La cassa che mi hai mandato, con i colori, i pennelli, le tele che ti avevo chiesto, è ancora laggiù, imballata, alla stazione. Non sono andato a ritirarla. Ho avuto paura di uscire. La voglia di dipingere mi ha lasciato le mani. La camera mi ossessiona: questa fossa dove mi è concesso respirare, da cui non sono stato ancora soffocato. Vorrei spalancare la finestra ma temo di vedere, al posto di Arles, al posto delle spighe illuminate dal sole, un deserto forato di crateri. Esito. Premo le mani sul vetro. Resto chiuso qui dentro. È finito il tempo in cui dipingevo nella bufera, il cavalletto fissato al suolo. Quell’ingenua stagione è morta da un pezzo.
Sparita la passione del reale, ascolto solo me.
La mia verità è tutto.
So che, dopo mezzanotte, squassato da una forza sismica, il pavimento si aprirà; le prime fessure spaccheranno il legno; qualcosa risucchierà gli oggetti più cari.
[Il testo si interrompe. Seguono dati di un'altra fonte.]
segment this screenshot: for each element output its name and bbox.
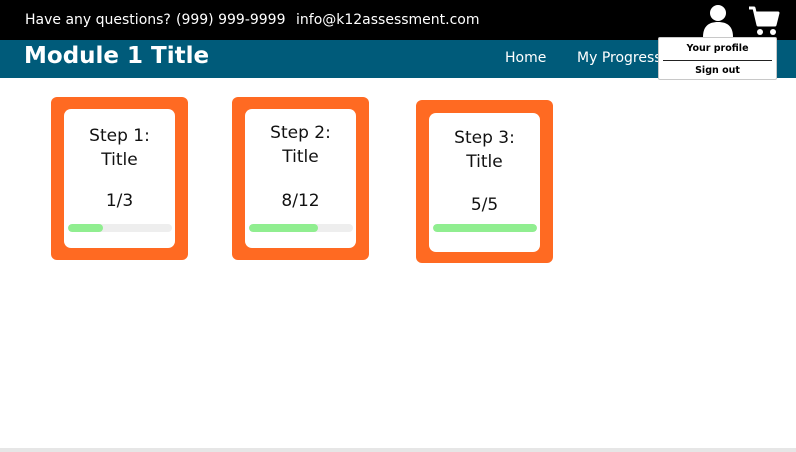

Della stanza non resterà che una linea irregolare e serpeggiante, che verrà guardata non come un simbolo di pittura ma come l’esito di una catastrofe.
Ma non accadrà niente finché scrivo a te, Théo.
Durante il tempo della scrittura - ne ho la certezza - sono risparmiato. La mia parola sospende ciò che sarà di Arles – un lago plumbeo e grigio, con porte che affiorano dall’acqua limacciosa, finestre che emergono dagli argini spezzati. Scrivo nella stiva, prima del naufragio. Fra poco si aprirà l’ultima falla e l’acqua spazzerà via il quaderno che pasticcio di segni e parole.
Ma intanto…
Vedi, Théo, quando dipinsi la mia stanza volli che fosse piena degli oggetti più intimi. Conoscendo a memoria le violenze della bufera e le insidie del buio, pretesi uno spazio di quiete. Mi è stato concesso il contrario. Dopo averla dipinta, dopo averla spedita a te, nulla è più sfuggente di lei: un animale acquattato nell’ombra, pronto ad assalirti; un gorgo che sta formandosi; una cascata che diventa vortici. Le immagini del soffitto, della porta, del muro, si consumano, si accartocciano come foglie. La camera si svuota. Le cose, versate fuori, spremute oltre, sanguinano.
La mia parola, che ti cerca, vive a fatica, compresa e contratta. Le frasi escono a stento, soffocate dai muri! Théo, aiutami! Rispondimi!
Le pareti, nel momento decisivo, esploderanno con un boato, oppure ilt etto sarà riassorbito dal cielo e il pavimento dalla terra e al loro posto, nel silenzio assoluto, resterà una traccia chiara, una linea continua, una scia lucente?
I rumori continuano.
Il vento stringe d’assedio la stanza. Vorticoso, flette le spighe. La grandine picchia sui vetri. Il ciclone chissà quali tetti scoperchia.
Arles è invasa e a me non basta più che pulsi il cuore. Vivere la stanza come una corda tesa fra dentro e fuori mi esaspera. Ho un solo desiderio. Che nessuno, oltre me, entri qui. Nessuno deve sapere quello che provo, né Gauguin né Bernard. Li caccerei, se bussassero ala porta. E tantomeno tu, Stai lontano, Théo. Lìmitati a leggere la mia lettera. Ho dipinto i prati come vulcani, i cieli come inferni stellati, e ora sono una particella in mezzo ai vortici: espio quello che merito.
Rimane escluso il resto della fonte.